IP forwarding is performed at router-level by your (previous) provider. If other customers share your IPs, then it isn't going to happen. Your old Web server could perform HTTP proxying I suppose.

I think your plan is sensible. I can't say how soon Google would see the DNS change, only that it's much sooner now than in the past and that very few people seem to have problems now.

I don't know about other search engines, you'll need to ask in the right places.

Abigail

12:35 pm on Sep 28, 2003 (gmt 0)

10+ Year Member



I don't know if this helps you or not, but, I moved one site's hosting in August, Googlebot was spidering my first pages within hours. Ink took longer and am now seeing the slurp and others come to visit. I am going to leave the old service in place for another month. I can't see what's happening in the old logs because the old service is having technical issues that prevent that access.

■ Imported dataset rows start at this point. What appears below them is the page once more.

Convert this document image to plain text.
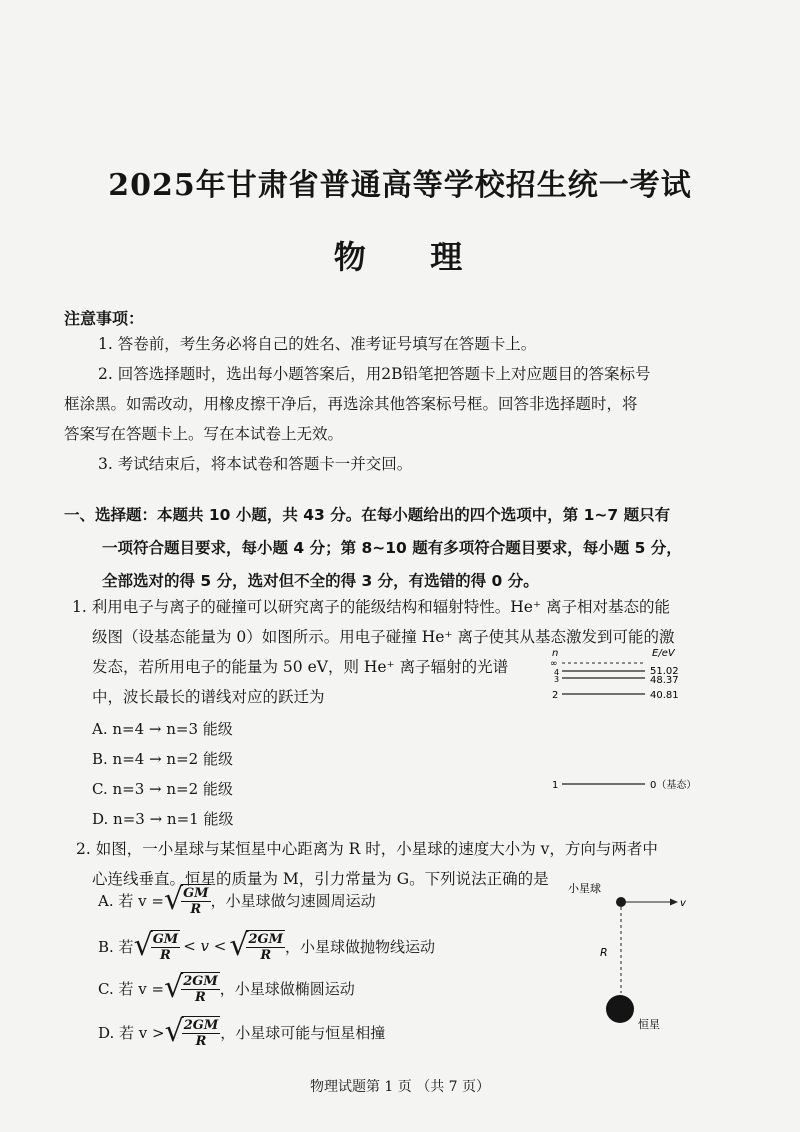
2025年甘肃省普通高等学校招生统一考试
物    理
注意事项：
1. 答卷前，考生务必将自己的姓名、准考证号填写在答题卡上。
2. 回答选择题时，选出每小题答案后，用2B铅笔把答题卡上对应题目的答案标号
框涂黑。如需改动，用橡皮擦干净后，再选涂其他答案标号框。回答非选择题时，将
答案写在答题卡上。写在本试卷上无效。
3. 考试结束后，将本试卷和答题卡一并交回。
一、选择题：本题共 10 小题，共 43 分。在每小题给出的四个选项中，第 1~7 题只有
一项符合题目要求，每小题 4 分；第 8~10 题有多项符合题目要求，每小题 5 分，
全部选对的得 5 分，选对但不全的得 3 分，有选错的得 0 分。
1. 利用电子与离子的碰撞可以研究离子的能级结构和辐射特性。He⁺ 离子相对基态的能
级图（设基态能量为 0）如图所示。用电子碰撞 He⁺ 离子使其从基态激发到可能的激
发态，若所用电子的能量为 50 eV，则 He⁺ 离子辐射的光谱
中，波长最长的谱线对应的跃迁为
A. n=4 → n=3 能级
B. n=4 → n=2 能级
C. n=3 → n=2 能级
D. n=3 → n=1 能级
n	E/eV
∞
4	51.02
3	48.37
2	40.81
1	0（基态）
2. 如图，一小星球与某恒星中心距离为 R 时，小星球的速度大小为 v，方向与两者中
心连线垂直。恒星的质量为 M，引力常量为 G。下列说法正确的是
A. 若 v = √
$\frac{GM}{R}$ ，小星球做匀速圆周运动
B. 若 √
$\frac{GM}{R} < v$ < √
$\frac{2GM}{R}$ ，小星球做抛物线运动
C. 若 v = √
$\frac{2GM}{R}$ ，小星球做椭圆运动
D. 若 v > √
$\frac{2GM}{R}$ ，小星球可能与恒星相撞
小星球
v
R
恒星
物理试题第 1 页 （共 7 页）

On another note - the first went well so I moved a second smaller site 2 weeks ago and saw the bot visit within hours but it has not captured all of the pages yet and my updates on that site have stopped - it seems to be taking longer, I can't figure out why, but it is coming slowly but surely.

claus

2:42 pm on Sep 28, 2003 (gmt 0)

WebmasterWorld Senior Member 10+ Year Member



>> DNS

There's a concept known as "TTL" (Time to live) on your DNS records. This specifies for how long they should be cached. It can be preset to anything from a day to a week (or even month), it's rather individual.

Check your values here: [dnsreport.com...]

RFC1912 2.2 recommends 1-5 days (86400 to 432000) unless you are about to change DNS entries

The numbers are seconds, the record is called "SOA MINIMUM TTL", and the key is the last part of the sentence above. Depending on your present value here, you would set it down to 60 seconds or even lower, then wait for as long as it's set to now (one week if it's currently set to a week) and then make the switch. This procedure makes sure that the shift will propagate faster.

Note - there's no reason to have it set to 60 seconds or lower for a whole week if you can avoid it by gradually decreasing the values (week-day-hour-zero-switch).

As for Googles DNS caching, it (the bot) seems to follow quickly now, but it still needs (a month) time to clear up the urls in the serps - this will be no problem to you as you only change IP.